Annem bizi görünce Akife hanımla konuşmasını böldü ve bize el sallamaya başladı. Bunun ardından Akife Hanım da arkasına döndü ve bize baktı.

"Hoşgeldiniz çocuklar."

"Hoşbulduk."

Akife Hanım yerdeki üçüncü havluyu işaret edip "Gelin oturun, güneşin altında kalmayın." dedi.

Beraber güneş işlemeli turuncu havluya oturduk. Akın annelerin konuşmasına dahil olmuştu bile.

Bense denizdeki kalabalığa bakıyordum. Ve güneş ışıklarının suyun yüzeyindeki raksına. Göz kamaştırıcıydı.

Babamları denizde görebilmiştim nihayet. Işıl ve Engin Bey'le beraberdi. Daha doğrusu Işıl hanımefendi iki yaşlı erkeği kulu etmişti diyebiliriz.

"Şu Beril mi?"

Akın parmağıyla sağ çaprazda sahilde oturan kızı gösterdi. Saçları hala ıslaktı.

"Bilmem, gidip bakayım mı?"

"Sen bilirsin."

Tişörtümü çıkarıp üst bikinimle kaldım. Denize girmeyecek olsam bile güneşlenme olasılığına karşı bikini giymiştim.

Üstümdeki kumları ellerimle silkeleyip ayağa kalktım ve çaprazımdaki kıza doğru ilerledim. Her adımda o olduğunu daha iyi kavrıyordum.

Kumdan kale gibi bir şey yapıyordu?

"Selam, oturabilir miyim?"

Kafasını yukarı kaldırıp bana baktı. Önüne gelen saçları kulağının arkasına iteledikten sonra utangaç bir şekilde kafasını eğip "Olur." dedi.
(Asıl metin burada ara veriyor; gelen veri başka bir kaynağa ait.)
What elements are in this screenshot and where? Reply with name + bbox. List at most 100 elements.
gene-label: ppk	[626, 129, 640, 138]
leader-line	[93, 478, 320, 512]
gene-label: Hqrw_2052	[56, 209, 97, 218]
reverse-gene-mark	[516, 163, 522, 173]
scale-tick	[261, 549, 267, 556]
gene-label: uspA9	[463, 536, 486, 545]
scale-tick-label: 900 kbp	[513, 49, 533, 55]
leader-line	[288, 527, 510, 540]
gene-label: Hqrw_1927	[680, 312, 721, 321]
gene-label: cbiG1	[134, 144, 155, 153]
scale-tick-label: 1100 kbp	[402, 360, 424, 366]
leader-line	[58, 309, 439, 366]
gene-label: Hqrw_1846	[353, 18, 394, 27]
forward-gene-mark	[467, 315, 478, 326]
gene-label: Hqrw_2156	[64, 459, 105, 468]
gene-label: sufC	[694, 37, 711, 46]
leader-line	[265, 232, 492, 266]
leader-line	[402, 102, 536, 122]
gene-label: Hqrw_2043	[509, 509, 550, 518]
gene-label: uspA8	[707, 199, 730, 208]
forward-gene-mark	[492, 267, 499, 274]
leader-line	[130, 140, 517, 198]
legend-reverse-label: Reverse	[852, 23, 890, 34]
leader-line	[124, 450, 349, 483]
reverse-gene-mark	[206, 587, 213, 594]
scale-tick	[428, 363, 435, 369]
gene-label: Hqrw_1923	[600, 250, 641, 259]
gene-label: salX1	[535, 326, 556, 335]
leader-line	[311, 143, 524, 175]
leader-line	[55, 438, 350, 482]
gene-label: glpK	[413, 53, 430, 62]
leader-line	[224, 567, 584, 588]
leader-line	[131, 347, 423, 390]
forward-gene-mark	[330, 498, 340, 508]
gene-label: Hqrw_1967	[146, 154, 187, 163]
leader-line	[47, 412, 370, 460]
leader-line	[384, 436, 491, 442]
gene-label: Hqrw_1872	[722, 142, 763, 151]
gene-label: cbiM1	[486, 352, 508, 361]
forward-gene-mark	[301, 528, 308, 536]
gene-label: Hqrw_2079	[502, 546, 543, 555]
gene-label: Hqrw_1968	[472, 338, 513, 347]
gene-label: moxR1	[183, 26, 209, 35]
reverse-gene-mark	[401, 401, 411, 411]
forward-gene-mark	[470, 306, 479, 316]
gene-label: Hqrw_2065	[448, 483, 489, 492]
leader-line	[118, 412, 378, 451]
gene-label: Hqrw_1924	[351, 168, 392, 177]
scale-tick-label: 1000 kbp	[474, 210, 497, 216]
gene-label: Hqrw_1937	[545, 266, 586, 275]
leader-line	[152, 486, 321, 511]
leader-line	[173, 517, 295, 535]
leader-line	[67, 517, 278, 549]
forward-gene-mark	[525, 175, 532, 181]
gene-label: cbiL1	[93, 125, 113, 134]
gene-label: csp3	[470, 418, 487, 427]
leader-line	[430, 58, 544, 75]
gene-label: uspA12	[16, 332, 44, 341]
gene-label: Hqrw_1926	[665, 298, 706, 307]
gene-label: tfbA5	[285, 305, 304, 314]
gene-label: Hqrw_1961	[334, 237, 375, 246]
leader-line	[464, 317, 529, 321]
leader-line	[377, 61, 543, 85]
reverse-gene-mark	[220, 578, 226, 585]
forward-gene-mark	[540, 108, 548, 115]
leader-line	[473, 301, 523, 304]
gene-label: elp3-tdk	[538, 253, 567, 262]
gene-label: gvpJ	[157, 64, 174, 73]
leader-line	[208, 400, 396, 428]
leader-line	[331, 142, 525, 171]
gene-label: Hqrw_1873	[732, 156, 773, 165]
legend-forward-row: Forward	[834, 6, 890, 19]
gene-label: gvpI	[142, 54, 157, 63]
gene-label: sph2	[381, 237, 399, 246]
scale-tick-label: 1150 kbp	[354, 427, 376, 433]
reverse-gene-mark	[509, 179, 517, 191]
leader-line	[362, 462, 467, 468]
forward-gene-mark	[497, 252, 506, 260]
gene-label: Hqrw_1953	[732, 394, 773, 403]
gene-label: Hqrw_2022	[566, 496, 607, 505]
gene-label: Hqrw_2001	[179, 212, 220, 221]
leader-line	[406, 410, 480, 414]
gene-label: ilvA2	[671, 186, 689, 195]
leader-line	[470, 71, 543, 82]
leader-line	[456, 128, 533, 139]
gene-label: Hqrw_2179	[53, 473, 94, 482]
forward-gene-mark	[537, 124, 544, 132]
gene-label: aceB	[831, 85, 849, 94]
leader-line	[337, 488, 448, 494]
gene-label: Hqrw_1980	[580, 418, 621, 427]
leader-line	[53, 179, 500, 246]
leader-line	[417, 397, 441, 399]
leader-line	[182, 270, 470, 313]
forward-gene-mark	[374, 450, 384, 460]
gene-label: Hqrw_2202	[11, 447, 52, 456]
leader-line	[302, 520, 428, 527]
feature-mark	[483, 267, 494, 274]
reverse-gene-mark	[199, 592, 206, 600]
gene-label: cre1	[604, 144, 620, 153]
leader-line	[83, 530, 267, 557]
Yavaşça eğildim ve yanına oturdum.

Arada bir dalgalar gelip uzattığım ayaklarıma değiyordu ve gıdıklanıyor gibi hissediyordum.

"Nasılsın?"

"İyi sen?" dedi kocaman gülümsemesiyle bana bakmayarak.

Yalancı, dedim içimden.

Bana bilerek bakmıyorsun öyle değil mi? Çünkü pembe yalanların ortaya çıkarsa...

"Ben normalim sanırım."

"O da ne demek?"

"Bilmem. Normal işte."

Ayaklarımı oynatmaya başladım. O ise kumla bir şey yapmaya devam ediyordu. Sur çekiyor gibiydi.

Kendini bu surun ardına saklamış, düşmanı olan sudan korunmak için mücadele ediyordu resmen. Dalgalar ise her geldiğinde surları aşındırıyordu. Zor bir mücadele gibi görünüyordu.

Elimle surların önünü işaret ettim.

"Duvarların önüne uzun bir çukur açarsan su orda birikir ve duvarı aşındırmaz."

Ciddi ciddi anlatıyordum. O bana baktı.

"Hendek gibi düşün."

"Uzun vadeli düşünmüyorsun. Bir süre sonra bu çukur duvarın altını aşındırır ve zemin alttan çöker."

Bakışlarımı ona çevirdim.
Egomdan mı bilmiyorum ama bücürün bu zekice cevabından dolayı hem şaşırmış hem de sinirlenmiştim biraz.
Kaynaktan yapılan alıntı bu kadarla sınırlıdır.